Catatan Fraksi PKS ini disampaikan saat Paripurna Persetujuan Bersama DPRD dan Bupati terhadap Raperda Pertanggungjawaban Pelaksanaan APBD tahun 2022, Senin (10/7).
Pertama, masalah serapan anggaran yang masih meninggalkan sisa lebih pembiayaan anggaran (Silpa) yang signifikan pada Tahun Anggaran 2022.
Ketua Fraksi PKS DPRD Kabupaten Tangerang Ahmad Syahril mengatakan, fraksinya meminta kepada seluruh organisasi perangkat daerah (OPD) di Pemkab Tangerang meminimalisir Silpa tersebut melalui kinerja yang baik, serta antisipasi terhadap prosedur teknis pekerjaan di setiap OPD. “Semoga pada tahun ini, tidak terjadi lagi Silpa yang signifikan,” ujarnya, Rabu 12 Juli 2023.
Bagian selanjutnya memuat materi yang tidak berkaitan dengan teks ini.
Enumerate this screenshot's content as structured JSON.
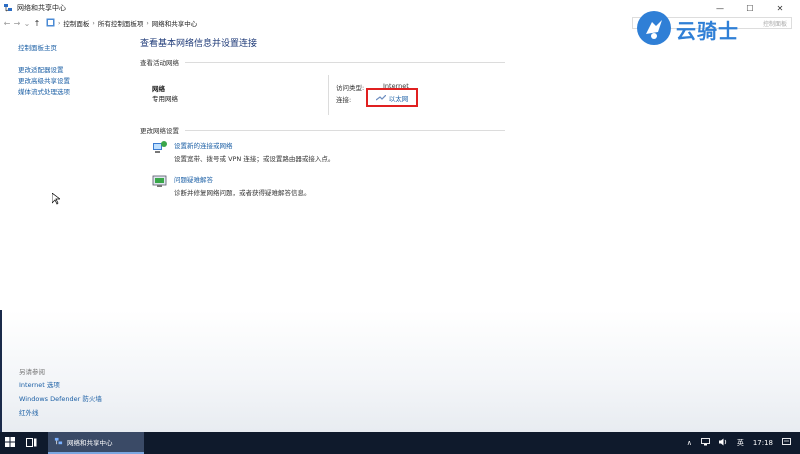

Kedua, terkait hasil audit yang kredibel dan perolehan opini Wajar Tanpa Pengecualian (WTP) ke-15 pada tahun 2023. Ahmad Syahril menekankan perlunya bukti nyata melalui penyajian data yang logis dan transparan dalam buku laporan APBD 2022, sehingga masyarakat dapat memperoleh informasi yang jelas mengenai penggunaan anggaran.
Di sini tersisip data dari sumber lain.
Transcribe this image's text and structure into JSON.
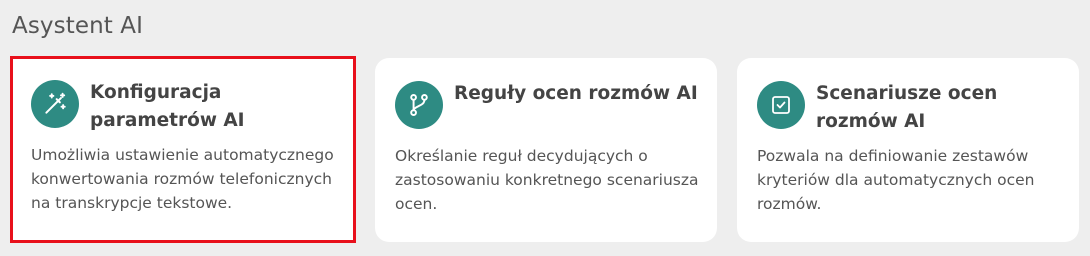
{
  "section": {
    "title": "Asystent AI"
  },
  "cards": [
    {
      "title": "Konfiguracja parametrów AI",
      "description": "Umożliwia ustawienie automatycznego konwertowania rozmów telefonicznych na transkrypcje tekstowe.",
      "icon": "magic-wand-icon",
      "selected": true
    },
    {
      "title": "Reguły ocen rozmów AI",
      "description": "Określanie reguł decydujących o zastosowaniu konkretnego scenariusza ocen.",
      "icon": "branch-icon",
      "selected": false
    },
    {
      "title": "Scenariusze ocen rozmów AI",
      "description": "Pozwala na definiowanie zestawów kryteriów dla automatycznych ocen rozmów.",
      "icon": "checkbox-icon",
      "selected": false
    }
  ],
  "colors": {
    "accent": "#2e8b83",
    "selection_border": "#e8101b",
    "background": "#eeeeee",
    "card": "#ffffff"
  }
}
Ketiga, pelayanan publik dan birokrasi versi netizen yang dinilai masih buruk. Perlu peningkatan sikap responsibilitas, komunikasi publik, dan pelayanan, terutama dalam administrasi kependudukan dan pelayanan kesehatan. “Termasuk isu pemerataan pembangunan versus ketimpangan pembangunan, juga menjadi perhatian kami,”imbuhnya .
Keempat, terkait program-program unggulan dari Bupati Tangerang agar pembangunan dapat merata di seluruh wilayah Kabupaten Tangerang.”Kami juga prihatin terhadap tingginya angka pengangguran dan kemiskinan, serta munculnya isu stunting di Kabupaten Tangerang,”ucap Syahril.
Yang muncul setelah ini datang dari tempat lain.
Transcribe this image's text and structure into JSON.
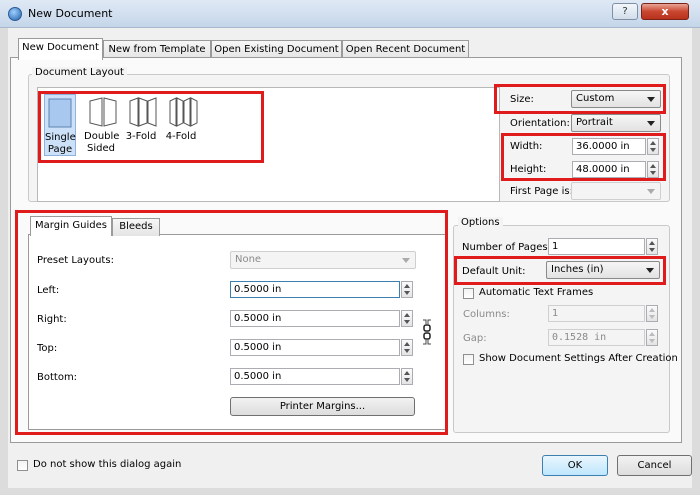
{
  "window": {
    "title": "New Document",
    "help": "?",
    "close": "x"
  },
  "tabs": [
    "New Document",
    "New from Template",
    "Open Existing Document",
    "Open Recent Document"
  ],
  "document_layout": {
    "group_label": "Document Layout",
    "options": [
      {
        "line1": "Single",
        "line2": "Page",
        "selected": true
      },
      {
        "line1": "Double",
        "line2": "Sided",
        "selected": false
      },
      {
        "line1": "3-Fold",
        "line2": "",
        "selected": false
      },
      {
        "line1": "4-Fold",
        "line2": "",
        "selected": false
      }
    ],
    "size_label": "Size:",
    "size_value": "Custom",
    "orientation_label": "Orientation:",
    "orientation_value": "Portrait",
    "width_label": "Width:",
    "width_value": "36.0000 in",
    "height_label": "Height:",
    "height_value": "48.0000 in",
    "first_page_label": "First Page is:",
    "first_page_value": ""
  },
  "margins": {
    "tabs": [
      "Margin Guides",
      "Bleeds"
    ],
    "preset_label": "Preset Layouts:",
    "preset_value": "None",
    "left_label": "Left:",
    "left_value": "0.5000 in",
    "right_label": "Right:",
    "right_value": "0.5000 in",
    "top_label": "Top:",
    "top_value": "0.5000 in",
    "bottom_label": "Bottom:",
    "bottom_value": "0.5000 in",
    "printer_margins_button": "Printer Margins..."
  },
  "options": {
    "group_label": "Options",
    "num_pages_label": "Number of Pages:",
    "num_pages_value": "1",
    "default_unit_label": "Default Unit:",
    "default_unit_value": "Inches (in)",
    "auto_text_frames": "Automatic Text Frames",
    "columns_label": "Columns:",
    "columns_value": "1",
    "gap_label": "Gap:",
    "gap_value": "0.1528 in",
    "show_settings": "Show Document Settings After Creation"
  },
  "footer": {
    "dont_show": "Do not show this dialog again",
    "ok": "OK",
    "cancel": "Cancel"
  },
  "colors": {
    "highlight": "#e01b1b",
    "selection": "#cce0f7"
  }
}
Kelima, masalah inventarisasi aset daerah yang belum tuntas. Hal ini dianggap dapat mengganggu modal aset daerah, sehingga perlu diambil langkah serius. Dan diharapkan segera mengamankan serta mengadvokasi aset-aset daerah yang dimiliki.
Keenam, pentingnya peningkatan kinerja pengelolaan dana Bantuan Operasional Sekolah (BOS) agar tidak menjadi isu dan beban kinerja setiap tahun.
Terakhir, monitoring dan evaluasi terhadap kinerja Badan Usaha Milik Daerah (BUMD) kurang maksimal. Hal ini terlihat dari laporan keuangan yang tidak memberikan dividen yang signifikan kepada pemerintah daerah, padahal pemerintah adalah pemilik saham terbesar.
“Kami juga menekankan perlunya peningkatan pengawasan terhadap kinerja BUMD untuk memastikan keberlanjutan dan manfaat yang optimal bagi pemerintah daerah,” katanya.